Ipse l Unglaublich, dass jemand mit einem Geigenbogen die kleine Ipser Dorfkirche so zum Kochen bringen kann. „Balkanklänge“ hatte der Verein Ipse excitare angekündigt. Doch statt des Balkans zogen mit Geiger Alexey Kochetkov und Jazz-Gitarrist Tal Arditi das pralle Leben und die überschäumende Musik der ganzen Welt in Ipse ein.

Ein Duo, wie man es nur selten erlebt. Alexey Kochetkov, 34 Jahre alt und aus Russland stammend: ein Maniac an der Violine. Der Bogen schwirrt schneller, als das Auge folgen kann, dazwischen wird gezupft, getrommelt, der Mann springt und stampft mit dem Fuß auf und reißt das Publikum mit in einem Wirbel aus Weltmusik. Ein Wunder, dass die Saiten nicht unter dem Bogen verglühen. Daneben Tal Arditi aus Israel, 20 Jahre alt und äußerlich die Ruhe selbst, nur die Finger fliegen über die Saiten, und er hat seinen Kollegen jederzeit gut im Blick. „Ein Gegengewicht“, sagt er lächelnd auf die Frage, wie er so gelassen bleiben kann, wenn das Geigeninferno neben ihm loslegt. Und so war denn auch sein Gitarrensolo der ruhende Pol im Konzert in der Ipser Kirche. Ein Moment des Atemholens.

Keine Balkanklänge, sondern Weltmusik, das hatte Kochetkov bereits zu Beginn als Parole ausgegeben. Folksongs und irische Lieder, arabische und türkische Weisen, im zweiten Teil ein „Jüdisches Potpourri“ aus Klezmermusik und dann tatsächlich auch ein „Balkan-Potpourri“.

Von der Longa bis zum Sirtaki

Zum Auftakt erklang eine „Longa“, ein traditionelles Festlied aus der Türkei, gefolgt von dem Lied „Babaja“ aus Mazedonien und dem „Abend der Rosen“ aus dem nahen Osten, so die geografische Einordnung des Violinisten.
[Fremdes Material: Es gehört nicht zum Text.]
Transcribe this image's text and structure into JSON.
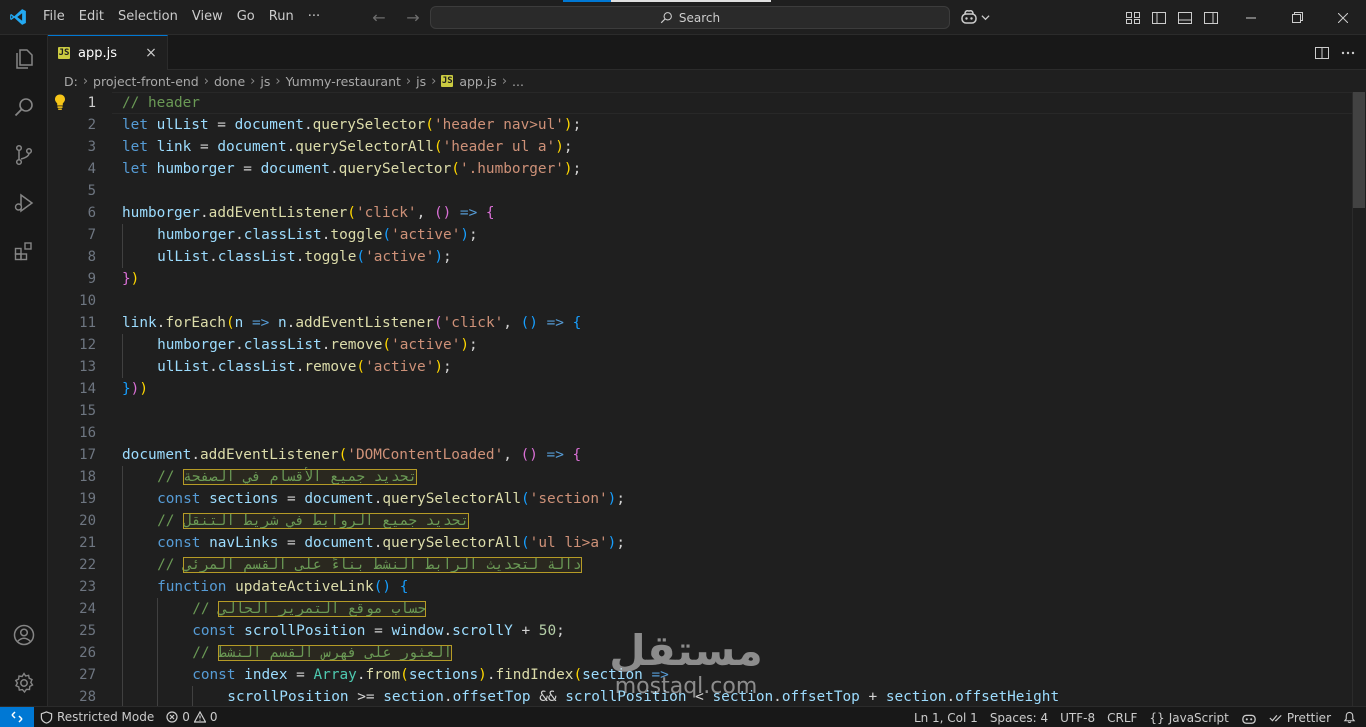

Ebenfalls aus der Türkei stammte der darauf folgende Titel „Mesk“, und aus Albanien das Lied „Erwin“. Im zweiten Teil spielten die beiden das jüdische „Ba Lashchuma Bahur Hadash“ und „Juju“, eine Eigenkomposition des Violinisten.

Mit dem Sirtaki aus dem Film „Alexis Sorbas“ forderte Kochetkov das Publikum auf: „Tanzt und brecht die Teller – ach nein, die werden noch gebraucht für das schöne Gulasch.“ Der Verein Ipse excitare hatte nämlich in der Pause äußerst wohlschmeckendes Kesselgulasch aufgetischt – auf neuen, von der Volksbank gesponserten Tellern. Die Verpflegung lobte der Geiger immer wieder in den höchsten Tönen.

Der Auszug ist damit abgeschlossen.